IPO Date: Wed 6th Nov to Fri 8th Nov 2024, Listing Wed 13th Nov 2024

Grey Market Premium (GMP): We are strongly against ‘grey market premium’ as it is an unofficial figure, against SEBI guidelines.

 

Independent Power Producer (IPP)

Acme Solar Holdings is a 11 year old independent power producer, from renewable sources, having 1.34 GW operational solar capacity. It has 3.25 GW contracted capacity under construction (solar, wind, hybrid, FDRE) and 1.73 GW awarded capacity (solar, hybrid and FDRE). Of this, ~1.2 GW is close to completion and over the next 2-3 years, total capacity will rise to 6.3 GW.

 

Internal Restructuring

Company procures ~70% of annual requirement from promoter Acme Cleantech. Pursuant to an internal restructuring on 25th Jun 2024, parent’s engineering procurement and construction (EPC) and operations and maintenance (O&M) business, which generated PAT of Rs. 150 cr in Q1FY25, is transferred to the company.  

 

Huge Interest Outgo impacting Bottomline

FY24 revenue rose 2% YoY to Rs. 1,319 cr, with Rs. 749 cr exceptional gain on sale of solar assets led to Rs. 698 cr net profit, against Rs. 3 cr net loss in FY23. Q1FY25 revenue stood at Rs. 310 cr, with PAT of just Rs. 1.4 cr, as quarterly interest outgo was at Rs. 200 cr.

As of 30.6.24, gross debt stood at Rs. 9,320 cr, which rose to Rs. 11,170 cr as of 31.8.24. On net worth of Rs. 1,942 cr, debt to equity ratio is very high at 4.8x, and will be 1.8x post IPO. Ongoing capex of Rs. 38,465 cr for future capacity will increase leverage, as 75% will be funded via debt.
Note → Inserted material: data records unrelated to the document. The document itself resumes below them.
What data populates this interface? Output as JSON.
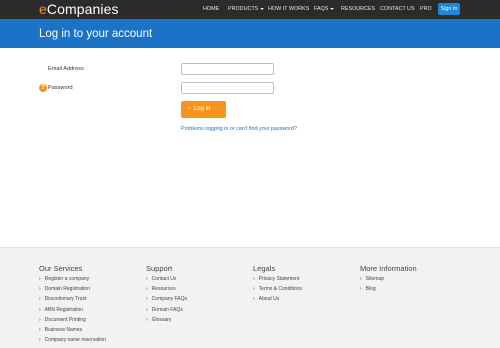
{
  "brand": {
    "prefix": "e",
    "name": "Companies"
  },
  "nav": {
    "items": [
      {
        "label": "HOME"
      },
      {
        "label": "PRODUCTS"
      },
      {
        "label": "HOW IT WORKS"
      },
      {
        "label": "FAQS"
      },
      {
        "label": "RESOURCES"
      },
      {
        "label": "CONTACT US"
      },
      {
        "label": "PRO"
      }
    ],
    "signin_label": "Sign In"
  },
  "page": {
    "title": "Log in to your account"
  },
  "form": {
    "email_label": "Email Address",
    "email_value": "",
    "password_label": "Password",
    "password_value": "",
    "help_icon": "?",
    "login_label": "Log in",
    "problems_link": "Problems logging in or can't find your password?"
  },
  "footer": {
    "services": {
      "heading": "Our Services",
      "links": [
        "Register a company",
        "Domain Registration",
        "Discretionary Trust",
        "ABN Registration",
        "Document Printing",
        "Business Names",
        "Company name reservation"
      ]
    },
    "support": {
      "heading": "Support",
      "links": [
        "Contact Us",
        "Resources",
        "Company FAQs",
        "Domain FAQs",
        "Glossary"
      ]
    },
    "legals": {
      "heading": "Legals",
      "links": [
        "Privacy Statement",
        "Terms & Conditions",
        "About Us"
      ]
    },
    "more": {
      "heading": "More Information",
      "links": [
        "Sitemap",
        "Blog"
      ]
    }
  },
  "colors": {
    "navbar": "#2b2b2b",
    "banner": "#1a73c7",
    "accent": "#f7941d",
    "signin": "#1e88d8"
  }
}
Thus, while EPC business is margin accretive, huge interest expense will continue to eat into company’s bottomline.

 

Smaller Peer with Lower Profitability

Acme’s management guides 13% PAT margin for the power business going forward, which is lower than Adani Green’s 20% and NTPC Green’s 24%, looking to launch mega IPO soon.

Its capacity 2-3 years down the line will also be lower than Adani Green’s present capacity of 11.2 GW, making the peer comparison inappropriate.

 

Fully Valued

M cap of Rs. 17,480 cr, leads to an enterprise value of about Rs. 25,000 cr. Pre-money enterprise value of Rs. 22,700 cr implies a value of Rs. 9 cr per MW of 2.5 GW capacity, higher than benchmark of Rs. 8 cr per MW. In FY24, Acme divested 369 MW at an approximately Rs. 3.8 cr to Rs. 4.4 cr per MW, to financial investors, while the current asking price in the IPO is double.

 

Other Risks

  • Company and corporate promoters have received office orders from Directorate of Enforcement in connection with FEMA investigations and Prevention of Money Laundering Act (against IREO group of companies).
  • Company supplies to government entities, resulting in outstanding debtors at ~4 months, calling for high working capital.